A Taxing Matter

A strange and unnerving thing happened today. I received an envelope at my safe house address that was actually addressed to me. At first I thought it must be from Inspector Panettone as no one else knows where I am hiding except Interpol, or at least no one is supposed to know. 

But there it was, and even stranger it was a letter from the tax authorities. Now I know that the old saying really is true – there are no certainties in life except death and taxes – but still I was amazed they had tracked me down. They are harder to escape than my former associates.

 What’s more the letter said I have a huge liability, not surprisingly I suppose as I’ve never paid a penny of tax before in my life. You tend not to in the mafia. 

It led to me doing a little research into what people have been taxed for in the past, because there has never been life without taxation. The Rosetta Stone, the key to translating ancient Egyptian scripts, records a tax exemption for Egyptian priests. I discovered that people have often been taxed in very odd ways. 

In ancient Rome there was a urine tax as this valuable commodity was used for laundering and teeth brushing. Scutage was a medieval tax on knights which allowed them to opt out of fighting. Peter the Great of Russia later copied Henry VIII’s beard tax, which had the perverse effect of making beards a status symbol for those who could afford to impress. For over 150 years there was a window tax in England until it was repealed due to the negative effects on light and ventilation. 

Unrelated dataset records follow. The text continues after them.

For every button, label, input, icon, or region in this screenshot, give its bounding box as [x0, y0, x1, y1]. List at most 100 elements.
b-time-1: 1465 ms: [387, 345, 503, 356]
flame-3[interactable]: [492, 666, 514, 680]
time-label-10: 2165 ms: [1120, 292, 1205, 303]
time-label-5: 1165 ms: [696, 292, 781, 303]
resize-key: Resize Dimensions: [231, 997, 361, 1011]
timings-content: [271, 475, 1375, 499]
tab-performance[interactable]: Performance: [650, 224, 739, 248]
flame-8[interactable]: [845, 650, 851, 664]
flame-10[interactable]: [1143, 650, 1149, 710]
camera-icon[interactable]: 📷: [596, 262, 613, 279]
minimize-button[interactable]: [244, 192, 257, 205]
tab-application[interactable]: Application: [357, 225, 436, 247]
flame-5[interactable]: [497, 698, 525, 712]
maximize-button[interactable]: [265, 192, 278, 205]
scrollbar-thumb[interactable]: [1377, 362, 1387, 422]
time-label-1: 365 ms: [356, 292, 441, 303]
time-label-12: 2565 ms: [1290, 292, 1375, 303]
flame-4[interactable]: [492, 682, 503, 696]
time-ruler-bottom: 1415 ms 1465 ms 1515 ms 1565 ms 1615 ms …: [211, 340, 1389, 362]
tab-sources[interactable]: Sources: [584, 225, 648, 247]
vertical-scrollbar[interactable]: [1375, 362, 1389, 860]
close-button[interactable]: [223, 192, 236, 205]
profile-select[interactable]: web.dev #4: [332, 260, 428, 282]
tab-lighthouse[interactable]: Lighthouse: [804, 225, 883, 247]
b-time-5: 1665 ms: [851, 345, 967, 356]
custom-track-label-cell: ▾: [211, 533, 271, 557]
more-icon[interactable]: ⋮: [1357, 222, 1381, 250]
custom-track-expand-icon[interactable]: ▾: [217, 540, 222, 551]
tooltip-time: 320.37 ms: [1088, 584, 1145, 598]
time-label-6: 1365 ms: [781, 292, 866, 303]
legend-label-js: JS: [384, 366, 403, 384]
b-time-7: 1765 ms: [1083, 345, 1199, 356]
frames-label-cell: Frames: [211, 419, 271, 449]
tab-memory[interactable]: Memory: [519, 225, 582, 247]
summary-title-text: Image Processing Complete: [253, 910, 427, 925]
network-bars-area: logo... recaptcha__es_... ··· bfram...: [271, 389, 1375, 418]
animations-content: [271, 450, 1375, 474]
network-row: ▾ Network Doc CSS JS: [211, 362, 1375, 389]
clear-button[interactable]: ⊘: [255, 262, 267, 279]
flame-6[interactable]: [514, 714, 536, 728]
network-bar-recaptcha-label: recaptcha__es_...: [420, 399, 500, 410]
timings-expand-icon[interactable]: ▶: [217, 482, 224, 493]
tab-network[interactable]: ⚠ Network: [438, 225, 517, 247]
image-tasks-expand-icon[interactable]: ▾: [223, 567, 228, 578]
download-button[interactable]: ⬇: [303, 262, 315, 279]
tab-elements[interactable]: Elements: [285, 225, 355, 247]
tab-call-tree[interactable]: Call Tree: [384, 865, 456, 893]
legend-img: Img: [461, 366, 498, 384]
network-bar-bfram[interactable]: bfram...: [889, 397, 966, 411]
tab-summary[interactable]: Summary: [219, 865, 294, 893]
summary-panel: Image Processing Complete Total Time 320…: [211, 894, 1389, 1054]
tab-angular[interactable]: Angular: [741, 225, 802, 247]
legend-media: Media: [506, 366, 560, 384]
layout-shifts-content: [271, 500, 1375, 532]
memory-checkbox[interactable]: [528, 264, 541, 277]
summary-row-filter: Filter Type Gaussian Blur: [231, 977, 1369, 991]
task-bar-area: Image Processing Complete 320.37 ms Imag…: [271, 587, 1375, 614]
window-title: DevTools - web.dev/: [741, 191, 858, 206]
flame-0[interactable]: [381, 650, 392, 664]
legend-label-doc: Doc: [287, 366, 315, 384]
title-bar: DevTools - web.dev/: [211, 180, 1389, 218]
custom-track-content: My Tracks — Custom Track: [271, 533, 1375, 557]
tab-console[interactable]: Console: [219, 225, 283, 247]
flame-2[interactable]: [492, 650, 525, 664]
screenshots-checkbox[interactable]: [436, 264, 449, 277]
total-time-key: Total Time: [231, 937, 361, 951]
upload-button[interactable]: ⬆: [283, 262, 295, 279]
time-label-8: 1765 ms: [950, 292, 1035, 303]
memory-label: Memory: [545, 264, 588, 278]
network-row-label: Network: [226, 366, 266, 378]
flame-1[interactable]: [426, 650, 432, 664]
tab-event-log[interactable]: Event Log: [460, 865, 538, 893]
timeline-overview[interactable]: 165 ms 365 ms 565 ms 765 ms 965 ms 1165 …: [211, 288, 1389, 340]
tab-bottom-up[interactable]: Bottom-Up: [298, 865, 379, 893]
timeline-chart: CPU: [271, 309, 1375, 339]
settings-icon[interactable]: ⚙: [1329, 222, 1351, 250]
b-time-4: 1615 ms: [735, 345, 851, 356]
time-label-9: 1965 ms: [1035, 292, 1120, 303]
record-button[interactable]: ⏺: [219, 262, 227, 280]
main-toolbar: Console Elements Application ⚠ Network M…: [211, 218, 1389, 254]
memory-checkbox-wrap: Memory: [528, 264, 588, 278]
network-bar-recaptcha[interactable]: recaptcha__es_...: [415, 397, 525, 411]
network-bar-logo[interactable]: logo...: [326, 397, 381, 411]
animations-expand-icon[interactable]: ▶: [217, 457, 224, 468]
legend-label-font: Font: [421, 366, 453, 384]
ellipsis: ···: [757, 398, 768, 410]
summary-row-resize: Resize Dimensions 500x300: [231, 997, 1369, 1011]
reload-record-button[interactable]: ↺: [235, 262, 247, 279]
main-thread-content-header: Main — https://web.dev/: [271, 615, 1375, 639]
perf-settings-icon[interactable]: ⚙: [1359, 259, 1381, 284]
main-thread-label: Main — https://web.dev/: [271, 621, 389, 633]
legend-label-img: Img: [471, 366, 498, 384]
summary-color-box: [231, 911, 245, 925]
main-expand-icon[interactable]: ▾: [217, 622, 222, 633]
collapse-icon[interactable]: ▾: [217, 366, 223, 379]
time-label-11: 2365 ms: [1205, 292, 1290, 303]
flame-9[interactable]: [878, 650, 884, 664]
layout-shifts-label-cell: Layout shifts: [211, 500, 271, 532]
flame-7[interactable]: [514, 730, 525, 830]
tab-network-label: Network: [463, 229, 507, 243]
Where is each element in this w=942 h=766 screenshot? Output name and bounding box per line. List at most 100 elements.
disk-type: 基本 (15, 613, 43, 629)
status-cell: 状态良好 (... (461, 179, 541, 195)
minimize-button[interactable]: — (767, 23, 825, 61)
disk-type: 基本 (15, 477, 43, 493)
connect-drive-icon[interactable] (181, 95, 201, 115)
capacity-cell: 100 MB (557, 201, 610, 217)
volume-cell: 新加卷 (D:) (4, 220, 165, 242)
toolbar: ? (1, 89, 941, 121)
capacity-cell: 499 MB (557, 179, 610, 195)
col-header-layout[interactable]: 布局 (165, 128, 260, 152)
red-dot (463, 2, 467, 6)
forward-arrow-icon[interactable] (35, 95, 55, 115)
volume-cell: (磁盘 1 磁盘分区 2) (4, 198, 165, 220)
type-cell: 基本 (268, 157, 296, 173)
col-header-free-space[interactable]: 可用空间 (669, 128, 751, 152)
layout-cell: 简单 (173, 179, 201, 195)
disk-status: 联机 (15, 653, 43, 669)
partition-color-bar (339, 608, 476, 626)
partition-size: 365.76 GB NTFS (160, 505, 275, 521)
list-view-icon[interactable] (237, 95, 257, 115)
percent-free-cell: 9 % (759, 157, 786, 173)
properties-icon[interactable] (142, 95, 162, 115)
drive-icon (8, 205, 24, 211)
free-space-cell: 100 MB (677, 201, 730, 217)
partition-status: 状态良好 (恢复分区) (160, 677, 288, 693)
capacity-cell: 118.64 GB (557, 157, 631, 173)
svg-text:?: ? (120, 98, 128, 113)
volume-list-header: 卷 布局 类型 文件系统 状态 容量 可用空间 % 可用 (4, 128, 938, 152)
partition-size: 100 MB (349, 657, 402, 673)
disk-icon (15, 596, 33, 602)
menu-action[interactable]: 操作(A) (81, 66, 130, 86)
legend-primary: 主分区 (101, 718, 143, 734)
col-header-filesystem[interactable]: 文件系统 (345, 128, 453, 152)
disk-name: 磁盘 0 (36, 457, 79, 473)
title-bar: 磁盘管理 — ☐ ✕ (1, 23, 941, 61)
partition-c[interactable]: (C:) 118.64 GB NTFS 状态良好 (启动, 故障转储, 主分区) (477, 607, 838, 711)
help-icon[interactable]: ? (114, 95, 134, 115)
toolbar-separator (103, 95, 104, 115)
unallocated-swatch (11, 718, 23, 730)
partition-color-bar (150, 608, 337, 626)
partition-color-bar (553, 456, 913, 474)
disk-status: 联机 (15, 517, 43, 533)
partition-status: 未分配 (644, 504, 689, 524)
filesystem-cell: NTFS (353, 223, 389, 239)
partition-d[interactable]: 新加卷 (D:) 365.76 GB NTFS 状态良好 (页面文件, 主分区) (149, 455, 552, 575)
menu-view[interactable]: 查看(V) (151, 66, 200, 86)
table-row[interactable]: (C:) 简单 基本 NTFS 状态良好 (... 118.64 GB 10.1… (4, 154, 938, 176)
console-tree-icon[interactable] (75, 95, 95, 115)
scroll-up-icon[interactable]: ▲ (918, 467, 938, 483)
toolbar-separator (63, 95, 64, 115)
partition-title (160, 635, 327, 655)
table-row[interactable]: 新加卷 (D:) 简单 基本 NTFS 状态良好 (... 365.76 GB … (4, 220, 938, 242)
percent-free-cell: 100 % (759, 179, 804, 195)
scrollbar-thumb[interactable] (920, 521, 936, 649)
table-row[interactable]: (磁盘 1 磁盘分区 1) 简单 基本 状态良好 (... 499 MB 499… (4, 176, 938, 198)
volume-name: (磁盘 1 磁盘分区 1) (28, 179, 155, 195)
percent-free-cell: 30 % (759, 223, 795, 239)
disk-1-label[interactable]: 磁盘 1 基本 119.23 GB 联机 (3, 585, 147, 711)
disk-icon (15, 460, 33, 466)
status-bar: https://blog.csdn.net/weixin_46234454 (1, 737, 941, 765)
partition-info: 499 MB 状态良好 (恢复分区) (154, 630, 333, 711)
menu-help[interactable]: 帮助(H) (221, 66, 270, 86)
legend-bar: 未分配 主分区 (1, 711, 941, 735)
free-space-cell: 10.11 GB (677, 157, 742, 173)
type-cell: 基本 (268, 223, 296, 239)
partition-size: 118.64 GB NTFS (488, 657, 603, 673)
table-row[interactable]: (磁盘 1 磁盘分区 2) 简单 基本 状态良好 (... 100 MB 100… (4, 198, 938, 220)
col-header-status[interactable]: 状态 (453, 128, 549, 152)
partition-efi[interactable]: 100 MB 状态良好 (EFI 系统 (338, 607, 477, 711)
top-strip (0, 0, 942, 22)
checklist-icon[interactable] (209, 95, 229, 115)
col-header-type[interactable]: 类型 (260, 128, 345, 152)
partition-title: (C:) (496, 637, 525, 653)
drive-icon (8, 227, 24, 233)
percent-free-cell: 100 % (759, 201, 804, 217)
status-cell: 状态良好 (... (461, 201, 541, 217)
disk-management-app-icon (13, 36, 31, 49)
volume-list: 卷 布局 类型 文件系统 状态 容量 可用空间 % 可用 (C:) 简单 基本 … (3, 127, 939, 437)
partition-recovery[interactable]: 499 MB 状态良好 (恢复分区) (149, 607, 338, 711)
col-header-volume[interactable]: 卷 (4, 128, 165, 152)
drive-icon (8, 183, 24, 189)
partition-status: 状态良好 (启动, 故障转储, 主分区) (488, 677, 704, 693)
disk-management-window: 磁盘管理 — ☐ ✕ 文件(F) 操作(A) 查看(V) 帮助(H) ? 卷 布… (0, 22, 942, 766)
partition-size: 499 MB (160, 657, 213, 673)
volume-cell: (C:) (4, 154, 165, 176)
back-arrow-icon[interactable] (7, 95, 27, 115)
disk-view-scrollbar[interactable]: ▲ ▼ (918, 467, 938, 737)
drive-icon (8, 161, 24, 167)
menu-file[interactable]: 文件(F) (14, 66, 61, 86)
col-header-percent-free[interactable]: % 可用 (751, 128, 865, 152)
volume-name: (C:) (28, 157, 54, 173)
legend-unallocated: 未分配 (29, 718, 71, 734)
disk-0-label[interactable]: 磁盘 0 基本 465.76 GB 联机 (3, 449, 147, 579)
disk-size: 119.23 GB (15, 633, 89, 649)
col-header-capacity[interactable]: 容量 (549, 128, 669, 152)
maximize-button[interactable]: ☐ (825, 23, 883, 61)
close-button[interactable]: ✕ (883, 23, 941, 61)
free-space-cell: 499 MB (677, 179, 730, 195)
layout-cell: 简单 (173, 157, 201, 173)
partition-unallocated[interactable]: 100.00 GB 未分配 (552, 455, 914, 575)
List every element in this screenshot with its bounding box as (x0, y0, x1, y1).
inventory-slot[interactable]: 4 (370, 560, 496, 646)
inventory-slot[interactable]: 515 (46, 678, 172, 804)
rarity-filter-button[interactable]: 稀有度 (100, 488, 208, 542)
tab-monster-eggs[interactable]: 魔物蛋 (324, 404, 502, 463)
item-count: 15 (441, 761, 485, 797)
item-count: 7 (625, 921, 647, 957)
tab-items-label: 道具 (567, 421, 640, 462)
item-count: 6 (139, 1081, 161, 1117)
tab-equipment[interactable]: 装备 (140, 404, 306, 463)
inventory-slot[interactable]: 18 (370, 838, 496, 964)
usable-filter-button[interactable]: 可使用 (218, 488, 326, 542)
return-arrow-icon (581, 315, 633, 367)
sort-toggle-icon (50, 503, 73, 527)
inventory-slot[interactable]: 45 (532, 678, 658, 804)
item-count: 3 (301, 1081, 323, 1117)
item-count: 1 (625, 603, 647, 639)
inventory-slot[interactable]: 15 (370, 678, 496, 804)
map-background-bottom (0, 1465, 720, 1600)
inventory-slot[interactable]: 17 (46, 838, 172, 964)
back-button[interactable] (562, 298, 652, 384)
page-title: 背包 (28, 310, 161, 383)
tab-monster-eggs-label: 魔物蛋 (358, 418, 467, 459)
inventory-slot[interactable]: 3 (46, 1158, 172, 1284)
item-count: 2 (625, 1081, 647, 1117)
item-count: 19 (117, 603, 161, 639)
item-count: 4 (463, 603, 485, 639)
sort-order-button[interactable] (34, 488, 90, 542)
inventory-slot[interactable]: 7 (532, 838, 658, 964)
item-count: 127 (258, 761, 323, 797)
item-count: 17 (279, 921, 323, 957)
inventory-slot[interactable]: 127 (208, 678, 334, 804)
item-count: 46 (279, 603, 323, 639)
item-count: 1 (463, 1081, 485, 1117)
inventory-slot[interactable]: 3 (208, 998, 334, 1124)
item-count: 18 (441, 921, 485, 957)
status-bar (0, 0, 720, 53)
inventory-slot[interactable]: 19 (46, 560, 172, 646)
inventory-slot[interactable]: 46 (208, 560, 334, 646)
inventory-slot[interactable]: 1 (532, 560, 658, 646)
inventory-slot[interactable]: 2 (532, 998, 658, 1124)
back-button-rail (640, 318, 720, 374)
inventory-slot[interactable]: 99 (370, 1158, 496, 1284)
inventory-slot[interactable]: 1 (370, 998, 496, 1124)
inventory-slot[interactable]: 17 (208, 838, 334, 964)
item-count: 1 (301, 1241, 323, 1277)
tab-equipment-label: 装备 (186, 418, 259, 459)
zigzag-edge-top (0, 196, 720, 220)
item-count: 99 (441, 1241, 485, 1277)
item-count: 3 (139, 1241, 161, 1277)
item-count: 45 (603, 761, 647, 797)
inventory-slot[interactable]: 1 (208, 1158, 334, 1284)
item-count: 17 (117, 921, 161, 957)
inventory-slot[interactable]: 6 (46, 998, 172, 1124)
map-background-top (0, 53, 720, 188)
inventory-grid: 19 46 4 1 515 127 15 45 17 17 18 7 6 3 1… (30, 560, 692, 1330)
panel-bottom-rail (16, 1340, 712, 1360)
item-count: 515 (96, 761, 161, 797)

Playing cards, wallpaper, hats, clocks, tea, soap and fireplaces have all been taxed, and in every case this has led to various forms of evasion. So, for example hat makers renamed their creations “headgear”. In New York currently there is a sliced bagel tax as you have to pay an additional 8 cents if your bagel is sliced, toasted or served with toppings so best to just buy plain. The pharaohs imposed a Nile mud tax as mud was connected with agricultural fertility.